Anyone interested in a factual history of Christmas in the USA may wish to consider "The Battle for Christmas: A Cultural History of America's Most Cherished Holiday" (Stephen Nissenbaum, 1997). The book was a Pulitzer Prize finalist. It may be available at your local library or read the reviews on-line. Nissenbaum is a professor of early American history through the 19th century.
The Puritans in colonial Massachusetts outlawed Christmas. However in 1859, Massachusetts was the first state to declare Christmas (Christ Mass) a legal holiday.
The first documented Christmas tree in America was in 1821 in Lancaster, Pennsylvania, in the diary of Matthias Zahm.
The main problem is assuming that everyone celebrates the same holidays, particularly holidays with religious significance. In fact, not all modern Christians celebrate Christ Mass, such as Jehovah's Witnesses. Some Christians celebrate the birth of Jesus sans Santa Claus and the various pagan elements, including decorated trees.
Of course, others choose to celebrate other holidays in December, such as the Winter Solstice, Hanukkah or Kwanzaa.
To each her or his own. Happy Holidays is respectful of everyone. Why anyone has a problem with that is beyond me. Ignorance, prejudice, parochialism and being "set in your ways" I suppose.
Unrelated comment for Peter Sage (can be filed for possible future blogs about transgender issues): 1) Biological men who consider themselves to be women are required by federal law to register with the Selective Service. 2) I have read of several recent incidents of biological men who claim to be women exposing their male parts in female locker rooms, including Lia Thompson. Exposing oneself to the opposite sex without consent is a criminal offense.
Lia Thomas
Fox Noise is in the business of manufacturing outrage and they’re good at it. Just look at all the people whose attention they diverted from a coup attempt by getting them all in a lather over wokeness, CRT and Hunter’s laptop. Their alleged war on Christmas was just more of the same. Now they even have us talking about it. Let’s get real.
Terrific story, Herb. It brings home yet again that there are millions of Trump voters out there who are not unreachable Zombies (or deplorable).

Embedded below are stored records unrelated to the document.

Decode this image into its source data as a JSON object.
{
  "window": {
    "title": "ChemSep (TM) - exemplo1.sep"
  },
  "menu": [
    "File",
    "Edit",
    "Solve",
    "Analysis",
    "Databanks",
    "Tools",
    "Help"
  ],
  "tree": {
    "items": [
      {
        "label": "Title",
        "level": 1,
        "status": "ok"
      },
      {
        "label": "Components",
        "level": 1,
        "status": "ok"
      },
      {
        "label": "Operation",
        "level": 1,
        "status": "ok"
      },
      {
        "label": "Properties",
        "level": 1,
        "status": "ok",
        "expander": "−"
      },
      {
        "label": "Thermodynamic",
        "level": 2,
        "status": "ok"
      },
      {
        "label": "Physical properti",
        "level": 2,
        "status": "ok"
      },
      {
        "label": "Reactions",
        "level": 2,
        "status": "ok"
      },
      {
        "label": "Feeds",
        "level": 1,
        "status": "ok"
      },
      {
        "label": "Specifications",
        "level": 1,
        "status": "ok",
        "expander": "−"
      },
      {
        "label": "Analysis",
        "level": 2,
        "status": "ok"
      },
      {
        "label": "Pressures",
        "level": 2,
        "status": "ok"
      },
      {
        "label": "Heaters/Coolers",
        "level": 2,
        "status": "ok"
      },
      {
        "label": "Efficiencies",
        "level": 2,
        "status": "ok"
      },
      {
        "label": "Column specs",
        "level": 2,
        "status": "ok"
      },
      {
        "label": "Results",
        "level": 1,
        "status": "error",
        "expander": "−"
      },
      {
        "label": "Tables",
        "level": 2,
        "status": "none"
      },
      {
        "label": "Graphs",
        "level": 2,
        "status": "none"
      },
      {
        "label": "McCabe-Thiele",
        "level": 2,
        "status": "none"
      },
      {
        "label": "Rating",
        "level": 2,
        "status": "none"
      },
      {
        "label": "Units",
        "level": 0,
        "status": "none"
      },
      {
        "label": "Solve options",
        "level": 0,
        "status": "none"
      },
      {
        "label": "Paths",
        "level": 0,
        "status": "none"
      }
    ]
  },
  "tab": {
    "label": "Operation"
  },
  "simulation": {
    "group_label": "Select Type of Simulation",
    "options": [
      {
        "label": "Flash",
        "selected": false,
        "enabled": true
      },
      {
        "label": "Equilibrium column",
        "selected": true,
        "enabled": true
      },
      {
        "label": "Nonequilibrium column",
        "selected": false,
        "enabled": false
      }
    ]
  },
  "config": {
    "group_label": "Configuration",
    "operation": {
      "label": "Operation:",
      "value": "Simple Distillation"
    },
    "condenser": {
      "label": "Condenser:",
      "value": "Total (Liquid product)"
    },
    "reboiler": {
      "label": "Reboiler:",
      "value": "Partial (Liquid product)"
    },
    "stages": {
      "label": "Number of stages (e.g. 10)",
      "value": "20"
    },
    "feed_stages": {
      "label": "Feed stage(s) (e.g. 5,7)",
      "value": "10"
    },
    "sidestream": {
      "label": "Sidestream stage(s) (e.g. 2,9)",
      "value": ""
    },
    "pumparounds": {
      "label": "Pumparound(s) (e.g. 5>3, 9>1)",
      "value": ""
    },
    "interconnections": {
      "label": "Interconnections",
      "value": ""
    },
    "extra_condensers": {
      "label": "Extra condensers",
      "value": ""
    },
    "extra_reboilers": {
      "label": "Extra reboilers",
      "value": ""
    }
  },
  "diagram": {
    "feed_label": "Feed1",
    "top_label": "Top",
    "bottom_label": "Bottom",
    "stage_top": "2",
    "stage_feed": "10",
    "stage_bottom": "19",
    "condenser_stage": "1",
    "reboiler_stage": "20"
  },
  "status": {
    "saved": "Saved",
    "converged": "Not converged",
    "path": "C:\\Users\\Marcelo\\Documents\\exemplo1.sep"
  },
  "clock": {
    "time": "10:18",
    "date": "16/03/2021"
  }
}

The toxic screeching of O'Reilly and Carlson and Hannity and Freedom Caucus all-stars makes them HARD to reach, and it likely gets harder the longer it goes on. But you can still have a warm and honest human exchange like Herb did pretty much any time you decide to dine out at Costco. This tells me that there may be a viable path through what Herb calls the struggle for our national soul to a better place--even if nobody's yet found the exact map. I'm pretty sure, though, that it travels over the general terrain of clearer understanding of WHY the system's rigged, how we came to be a nation with a thousand billionaires and hundreds of thousands of children sleeping in the streets. That, and the growth of tenacious citizen activism to give political leadership the backbone to take obviously necessary steps towards fairness and inclusion.
Herbert was lucky he didn’t have his encounter with one of the many “TRUMP WON” “F**K JOE BIDEN” Republicans we have running around. It may not have been politically astute of Hillary to say it out loud, but she had a good point. There are some seriously deplorable representatives in government. Are the people who keep sending them there any less deplorable? She was pointing out the obvious which may do no good, but neither does trying to reason with them.